Apakah ada suatu rahasia di balik realitas itu, sebagaimana yang tampak pada
makhluk hidup? Dan seterusnya. Bidang ontologi menyelidiki tentang makna yang
ada (eksistensi dan keberadaan) manusia, benda, alam semesta (kosmologi),
metafisika. Secara ontologis, penyelidikan Pancasila sebagai filsafat dimaksudkan
sebagai upaya untuk mengetahui hakikat dasar dari sila-sila Pancasila. Pancasila yang
terdiri atas lima sila, setiap sila bukanlah merupakan asas yang berdiri sendiri.
 Epistemologis Pancasila
Epistemologi adalah cabang filsafat yang menyelidiki asal, syarat, susunan,
metode, dan validitas ilmu pengetahuan. Epistemologi meneliti sumber pengetahuan,
proses dan syarat terjadinya pengetahuan, batas dan validitas ilmu pengetahuan.
Epistemologi adalah ilmu tentang teori terjadinya ilmu atau science of science.
Secara epistemologis kajian Pancasila sebagai filsafat dimaksudkan sebagai
upaya untuk mencari hakikat Pancasila sebagai suatu sistem pengetahuan. Pancasila
sebagai sistem filsafat pada hakikatnya juga merupakan sistem pengetahuan. Sila
Ketuhanan Yang Maha Esa memberi landasan kebenaran pengetahuan manusia yang
bersumber pada intuisi. Manusia pada hakikat kedudukan dan kodratnya adalah
sebagai makhluk Tuhan Yang Maha Esa, maka sesuai dengan sila pertama Pancasila,
epistemologi Pancasila juga mengakui kebenaran wahyu yang bersifat mutlak. Hal ini
sebagai tingkat kebenaran yang tinggi.
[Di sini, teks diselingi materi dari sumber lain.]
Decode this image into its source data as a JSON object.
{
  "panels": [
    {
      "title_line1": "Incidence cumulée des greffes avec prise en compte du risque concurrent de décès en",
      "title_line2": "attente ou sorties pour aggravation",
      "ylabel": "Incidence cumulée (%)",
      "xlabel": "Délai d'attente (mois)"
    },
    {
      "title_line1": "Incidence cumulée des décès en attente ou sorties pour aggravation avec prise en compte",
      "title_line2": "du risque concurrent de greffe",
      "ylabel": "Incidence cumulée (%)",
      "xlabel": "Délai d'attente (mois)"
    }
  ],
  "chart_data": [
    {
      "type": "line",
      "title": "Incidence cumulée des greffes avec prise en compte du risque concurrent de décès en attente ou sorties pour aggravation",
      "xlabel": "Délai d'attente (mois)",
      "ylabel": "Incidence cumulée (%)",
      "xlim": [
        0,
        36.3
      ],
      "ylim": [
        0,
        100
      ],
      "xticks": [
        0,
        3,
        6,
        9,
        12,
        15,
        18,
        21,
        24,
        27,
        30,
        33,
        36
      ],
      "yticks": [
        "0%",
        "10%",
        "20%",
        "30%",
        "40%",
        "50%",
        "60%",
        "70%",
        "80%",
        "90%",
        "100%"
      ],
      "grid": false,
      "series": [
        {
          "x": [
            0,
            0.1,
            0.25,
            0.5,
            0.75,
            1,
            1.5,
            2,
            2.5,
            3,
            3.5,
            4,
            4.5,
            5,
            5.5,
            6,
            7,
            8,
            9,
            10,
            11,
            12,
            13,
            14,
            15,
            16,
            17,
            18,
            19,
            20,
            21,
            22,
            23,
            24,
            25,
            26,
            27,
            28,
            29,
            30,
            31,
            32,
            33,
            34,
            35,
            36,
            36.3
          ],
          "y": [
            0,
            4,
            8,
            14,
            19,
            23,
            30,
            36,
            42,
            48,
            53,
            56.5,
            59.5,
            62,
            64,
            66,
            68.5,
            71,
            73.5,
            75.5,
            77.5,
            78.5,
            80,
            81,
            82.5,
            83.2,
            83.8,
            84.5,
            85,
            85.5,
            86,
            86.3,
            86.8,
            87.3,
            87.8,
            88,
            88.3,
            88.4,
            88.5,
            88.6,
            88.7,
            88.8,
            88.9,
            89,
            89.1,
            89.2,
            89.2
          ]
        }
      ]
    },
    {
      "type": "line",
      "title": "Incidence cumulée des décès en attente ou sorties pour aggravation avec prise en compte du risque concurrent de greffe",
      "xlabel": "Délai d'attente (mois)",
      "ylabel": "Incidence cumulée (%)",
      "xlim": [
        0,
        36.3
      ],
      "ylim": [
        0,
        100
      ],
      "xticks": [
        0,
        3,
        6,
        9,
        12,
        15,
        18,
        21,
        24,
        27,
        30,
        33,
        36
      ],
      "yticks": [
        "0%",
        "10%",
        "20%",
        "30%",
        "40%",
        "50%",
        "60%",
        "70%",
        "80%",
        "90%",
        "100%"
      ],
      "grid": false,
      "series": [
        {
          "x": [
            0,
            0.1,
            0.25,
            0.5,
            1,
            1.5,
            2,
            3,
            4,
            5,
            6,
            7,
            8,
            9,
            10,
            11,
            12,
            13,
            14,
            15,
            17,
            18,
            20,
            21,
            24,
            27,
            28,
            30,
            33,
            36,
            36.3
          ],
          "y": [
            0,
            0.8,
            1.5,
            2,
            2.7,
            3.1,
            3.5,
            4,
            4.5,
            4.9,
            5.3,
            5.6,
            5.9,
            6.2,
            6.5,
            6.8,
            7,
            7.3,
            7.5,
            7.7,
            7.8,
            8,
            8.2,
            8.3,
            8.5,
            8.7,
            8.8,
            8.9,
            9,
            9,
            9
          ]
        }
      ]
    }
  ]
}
Dengan demikian kebenaran dan pengetahuan
manusia merupakan suatu sintesa yang harmonis antara potensi-potensi kejiwaan
manusia yaitu akal, rasa dan kehendak manusia untuk mendapatkan kebenaran yang
tinggi.
Selanjutnya dalam sila ketiga, keempat, dan kelima, maka epistemologi
Pancasila mengakui kebenaran konsensus terutama dalam kaitannya dengan hakikat
sifat kodrat manusia sebagai makhluk individu dan makhluk sosial. Sebagai suatu
paham epistemologi, maka Pancasila mendasarkan pada pandangannya bahwa ilmu
pengetahuan pada hakikatnya tidak bebas karena harus diletakkan pada kerangka
moralitas kodrat manusia serta moralitas religius dalam upaya untuk mendapatkan
suatu tingkatan pengetahuan yang mutlak dalam hidup manusia.
 Aksiologis Pancasila
Aksiologi Pancasila mengandung arti bahwa kita membahas tentang filsafat nilai
Pancasila. Istilah aksiologi berasal dari kata Yunani axios yang artinya nilai, manfaat,
dan logos yang artinya pikiran, ilmu atau teori. Aksiologi adalah teori nilai, yaitu
sesuatu yang diinginkan, disukai atau yang baik. Bidang yang diselidiki adalah
hakikat nilai, kriteria nilai, dan kedudukan metafisika suatu nilai. Nilai (value dalam
bahasa Inggris) berasal dari kata Latin valere yang artinya kuat, baik, berharga. Dalam
kajian filsafat merujuk pada sesuatu yang sifatnya abstrak yang dapat diartikan
sebagai “keberhargaan” (worth) atau “kebaikan” (goodness). Dalam filsafat Pancasila,
disebutkan ada tiga tingkatan nilai, yaitu nilai dasar, nilai instrumental, dan nilai
praktis.
1. Nilai dasar adalah asas-asas yang kita terima sebagai dalil yang bersifat
mutlak, sebagai sesuatu yang benar atau tidak perlu dipertanyakan lagi.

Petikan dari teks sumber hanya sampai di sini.